REPUBLIKA.CO.ID, JAKARTA - Indonesia Corruption Watch (ICW) mendorong agar Komisi Pemberantasan Korupsi (KPK) dapat memulai supervisi awal pada kasus Djoko Tjandra yang sedang ditangani Kejaksaan Agung maupun Kepolisian. Hal tersebut mengingat telah dikeluarkannya Peraturan Presiden No.102/2020 tentang Pelaksanaan Supervisi Pemberantasan Tindak Pidana Korupsi
Sebab, pada awal September lalu KPK telah resmi mengeluarkan surat perintah supervisi untuk kaus tersebut. Setidaknya ada beberapa hal yang belum terungkap dalam penanganan perkara Djoko Tjandra.
"Salah satunya yakni, apakah ada oknum Jaksa lain yang terlibat dalam perkara Djoko Tjandra," ucap Peneliti ICW Kurnia Ramadhana dalam pesan singkatnya, Jumat (30/10).
Kemudian, hal lain yang belum terungkap yakni terkait pengurusan fatwa di Mahkamah Agung. ICW mempertanyakan siapa saja yang terlibat dalam pengurusan tersebut.
"Apakah iya hanya Pinangki? Atau sebenarnya ada juga oknum di internal MA yang turut membantu?, " ujar Kurnia.
"Selain Andi Irfan Jaya, apakah ada politisi lain yang juga terlibat dalam perkara ini?, " tambah Kurnia.
ICW menilai, tiga poin tersebut setidaknya harus didalami oleh KPK dengan menanyakan perkembangannya kepada Kejaksaan Agung atau pun Kepolisian. Nantinya, jika jawaban yang didapat sekadar normatif atau ada upaya untuk melindungi pihak tertentu, maka sudah selayaknya KPK dapat mengambil alih seluruh penanganan yang ada pada Kejaksaan Agung atau pun Kepolisian sebagaimana diatur dlm Psl 9 ayat (1) PerPres Supervisi.
Kurnia menambahkan, lain hal dari itu Perpres ini sekaligus menjadi pengingat bagi Pimpinan Kejaksaan Agung atau Kepolisian agar dapat kooperatif jika KPK sedang melakukan supervisi. ICW, kata Kurnia, tidak berharap hal yang dilakukan Kejaksaan Agung saat menangani perkara Pinangki kembali berulang.
"Satu contohnya ketika Kejaksaan Agung diduga tidak melakukan koordinasi kepada KPK saat melimpahkan perkara ke Pengadilan. Praktik ini ke depannya tidak boleh lagi terjadi," tegas Kurnia.

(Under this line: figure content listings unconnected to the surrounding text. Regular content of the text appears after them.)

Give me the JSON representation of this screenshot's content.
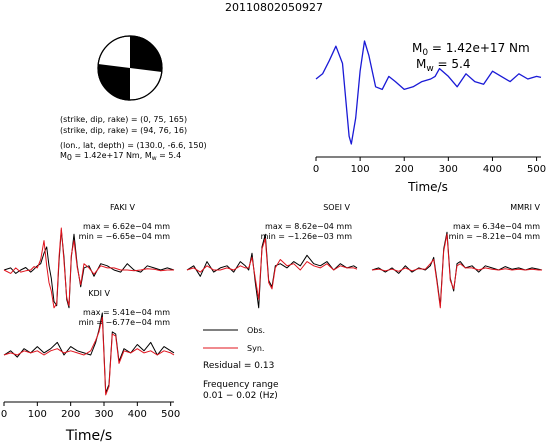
{
  "event_id": "20110802050927",
  "mechanism": {
    "plane1": "(strike, dip, rake) = (0, 75, 165)",
    "plane2": "(strike, dip, rake) = (94, 76, 16)",
    "location": "(lon., lat, depth) = (130.0, -6.6, 150)",
    "moment_main": "M",
    "moment_sub": "0",
    "moment_rest": " = 1.42e+17 Nm, M",
    "mw_sub": "w",
    "mw_rest": " = 5.4"
  },
  "colors": {
    "observed": "#000000",
    "synthetic": "#e0141e",
    "stf": "#1a1ad6"
  },
  "chart_data": [
    {
      "type": "line",
      "name": "source time function",
      "xlabel": "Time/s",
      "xlim": [
        0,
        510
      ],
      "xticks": [
        0,
        100,
        200,
        300,
        400,
        500
      ],
      "annot_m0_main": "M",
      "annot_m0_sub": "0",
      "annot_m0_rest": " = 1.42e+17 Nm",
      "annot_mw_main": "M",
      "annot_mw_sub": "w",
      "annot_mw_rest": " = 5.4",
      "x": [
        0,
        15,
        30,
        45,
        60,
        75,
        80,
        90,
        100,
        110,
        120,
        135,
        150,
        165,
        180,
        200,
        220,
        240,
        260,
        270,
        280,
        300,
        320,
        340,
        360,
        380,
        400,
        420,
        440,
        460,
        480,
        500,
        510
      ],
      "y": [
        0.25,
        0.35,
        0.6,
        0.88,
        0.55,
        -0.85,
        -1.0,
        -0.5,
        0.4,
        0.98,
        0.7,
        0.1,
        0.05,
        0.3,
        0.2,
        0.05,
        0.1,
        0.2,
        0.25,
        0.3,
        0.45,
        0.3,
        0.1,
        0.35,
        0.2,
        0.15,
        0.4,
        0.3,
        0.2,
        0.35,
        0.25,
        0.3,
        0.28
      ]
    },
    {
      "type": "line",
      "name": "FAKI V",
      "max_label": "max = 6.62e−04 mm",
      "min_label": "min = −6.65e−04 mm",
      "x": [
        0,
        20,
        35,
        50,
        65,
        80,
        90,
        100,
        110,
        120,
        128,
        135,
        142,
        150,
        158,
        165,
        172,
        180,
        188,
        195,
        202,
        210,
        220,
        230,
        240,
        255,
        270,
        290,
        310,
        330,
        350,
        370,
        390,
        410,
        430,
        450,
        470,
        490,
        510
      ],
      "obs": [
        0.0,
        0.05,
        -0.08,
        0.0,
        0.06,
        -0.05,
        0.02,
        0.1,
        0.15,
        0.4,
        0.55,
        0.1,
        -0.2,
        -0.75,
        -0.85,
        0.2,
        0.95,
        0.3,
        -0.7,
        -0.9,
        0.3,
        0.85,
        0.1,
        -0.4,
        0.05,
        0.1,
        -0.15,
        0.15,
        0.1,
        0.0,
        -0.05,
        0.15,
        0.0,
        -0.05,
        0.1,
        0.05,
        0.0,
        0.05,
        0.0
      ],
      "syn": [
        0.0,
        -0.08,
        0.05,
        -0.05,
        -0.02,
        0.0,
        0.08,
        0.05,
        0.25,
        0.7,
        0.1,
        -0.3,
        -0.5,
        -0.9,
        -0.8,
        0.3,
        1.0,
        0.2,
        -0.65,
        -0.85,
        0.35,
        0.7,
        0.05,
        -0.35,
        0.15,
        0.05,
        -0.1,
        0.1,
        0.05,
        0.05,
        0.0,
        0.0,
        -0.02,
        0.0,
        0.03,
        0.02,
        -0.02,
        0.0,
        0.0
      ]
    },
    {
      "type": "line",
      "name": "SOEI V",
      "max_label": "max = 8.62e−04 mm",
      "min_label": "min = −1.26e−03 mm",
      "x": [
        0,
        20,
        40,
        60,
        80,
        100,
        120,
        140,
        160,
        175,
        185,
        195,
        205,
        215,
        225,
        235,
        245,
        255,
        265,
        280,
        300,
        320,
        340,
        360,
        380,
        400,
        420,
        440,
        460,
        480,
        500,
        510
      ],
      "obs": [
        0.0,
        0.1,
        -0.15,
        0.2,
        -0.05,
        0.05,
        0.1,
        -0.05,
        0.2,
        0.1,
        0.0,
        0.4,
        -0.3,
        -0.9,
        0.55,
        0.85,
        -0.25,
        -0.4,
        0.1,
        0.15,
        0.05,
        0.2,
        0.1,
        0.35,
        0.15,
        0.1,
        0.2,
        0.0,
        0.15,
        0.05,
        0.1,
        0.05
      ],
      "syn": [
        0.0,
        0.05,
        -0.05,
        0.1,
        0.0,
        0.0,
        0.05,
        0.0,
        0.1,
        0.05,
        0.05,
        0.3,
        -0.2,
        -0.7,
        0.5,
        0.75,
        -0.3,
        -0.45,
        0.05,
        0.25,
        0.1,
        0.15,
        0.0,
        0.2,
        0.1,
        0.05,
        0.15,
        0.0,
        0.1,
        0.05,
        0.05,
        0.02
      ]
    },
    {
      "type": "line",
      "name": "MMRI V",
      "max_label": "max = 6.34e−04 mm",
      "min_label": "min = −8.21e−04 mm",
      "x": [
        0,
        20,
        40,
        60,
        80,
        100,
        120,
        140,
        160,
        175,
        185,
        195,
        205,
        215,
        225,
        235,
        245,
        255,
        265,
        280,
        300,
        320,
        340,
        360,
        380,
        400,
        420,
        440,
        460,
        480,
        500,
        510
      ],
      "obs": [
        0.0,
        0.05,
        -0.05,
        0.05,
        -0.08,
        0.1,
        -0.05,
        0.05,
        0.0,
        0.1,
        0.3,
        -0.25,
        -0.85,
        0.5,
        0.9,
        -0.2,
        -0.5,
        0.15,
        0.2,
        0.05,
        0.1,
        -0.05,
        0.1,
        0.05,
        0.0,
        0.08,
        0.02,
        0.05,
        0.0,
        0.05,
        0.02,
        0.0
      ],
      "syn": [
        0.0,
        0.02,
        -0.02,
        0.02,
        -0.03,
        0.05,
        -0.02,
        0.03,
        0.02,
        0.15,
        0.25,
        -0.3,
        -0.9,
        0.45,
        0.85,
        -0.25,
        -0.45,
        0.1,
        0.15,
        0.05,
        0.05,
        0.0,
        0.05,
        0.02,
        0.0,
        0.03,
        0.0,
        0.02,
        0.0,
        0.02,
        0.0,
        0.0
      ]
    },
    {
      "type": "line",
      "name": "KDI V",
      "max_label": "max = 5.41e−04 mm",
      "min_label": "min = −6.77e−04 mm",
      "xlabel": "Time/s",
      "xlim": [
        0,
        510
      ],
      "xticks": [
        0,
        100,
        200,
        300,
        400,
        500
      ],
      "x": [
        0,
        20,
        40,
        60,
        80,
        100,
        120,
        140,
        160,
        180,
        200,
        220,
        240,
        260,
        275,
        285,
        295,
        305,
        315,
        325,
        335,
        345,
        360,
        380,
        400,
        420,
        440,
        460,
        480,
        500,
        510
      ],
      "obs": [
        0.0,
        0.1,
        -0.05,
        0.15,
        0.05,
        0.2,
        0.05,
        0.15,
        0.3,
        0.0,
        0.2,
        0.1,
        0.05,
        0.0,
        0.3,
        0.6,
        1.0,
        -0.9,
        -0.7,
        0.55,
        0.5,
        -0.15,
        0.15,
        0.05,
        0.25,
        0.1,
        0.3,
        0.0,
        0.2,
        0.1,
        0.05
      ],
      "syn": [
        0.0,
        0.05,
        0.0,
        0.1,
        0.05,
        0.1,
        0.0,
        0.1,
        0.15,
        0.05,
        0.1,
        0.05,
        0.0,
        0.1,
        0.35,
        0.55,
        0.9,
        -0.95,
        -0.75,
        0.5,
        0.45,
        -0.2,
        0.1,
        0.05,
        0.15,
        0.05,
        0.1,
        0.0,
        0.1,
        0.05,
        0.0
      ]
    }
  ],
  "legend": {
    "obs": "Obs.",
    "syn": "Syn.",
    "residual": "Residual = 0.13",
    "freq_title": "Frequency range",
    "freq_value": "0.01 − 0.02 (Hz)"
  }
}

Dia juga berharap, agar lembaga antirasuah tersebut juga lebih menaruh perhatian terhadap kasus-kasus tindak pidana korupsi yang mangkrak di Kejaksaan maupun Kepolisian. "ICW mengingatkan kepada KPK agar dapat fokus juga kepada supervisi kasus-kasus mangkrak pada penegak hukum lain, baik Kepolisian dan Kejaksaan," kata Kurnia.
Menurut Kurnia, jika memang tidak ada perkembangan yang signifikan dalam perkara korupsi yang ditangani aparat penegak hukum yang lain, maka KPK harus mulai mengambil inisiatif untuk mengambil alih penanganan perkara tersebut.
Sebelumnya, Wakil Ketua KPK Nawawi Pomolango menyambut baik terbitnya Peraturan Presidan No.102/2020 tentang Pelaksanaan Supervisi Pemberantasan Tindak Pidana Korupsi. Dia mengatakan pihaknya sudah menanti beleid ini sejak setahun lamanya sejak terbitnya UU No.19/2019 tentang KPK atau revisi UU KPK.
Dia mengatakan, dengan adanya beleid ini, KPK bakal lebih optimal dalam menjalankan fungsi supervisi. "Kini pelaksanaan tugas supervisi sudah dapat dioptimalkan," ucapnya.
Menurut Nawawi selama ini banyak perkara tindak pidana korupsi yang ditangani aparat penagak hukum lain belum disupervisi secara optimal oleh KPK. Hal ini, lantaran belum adanya instrumen mekanisme supervisi.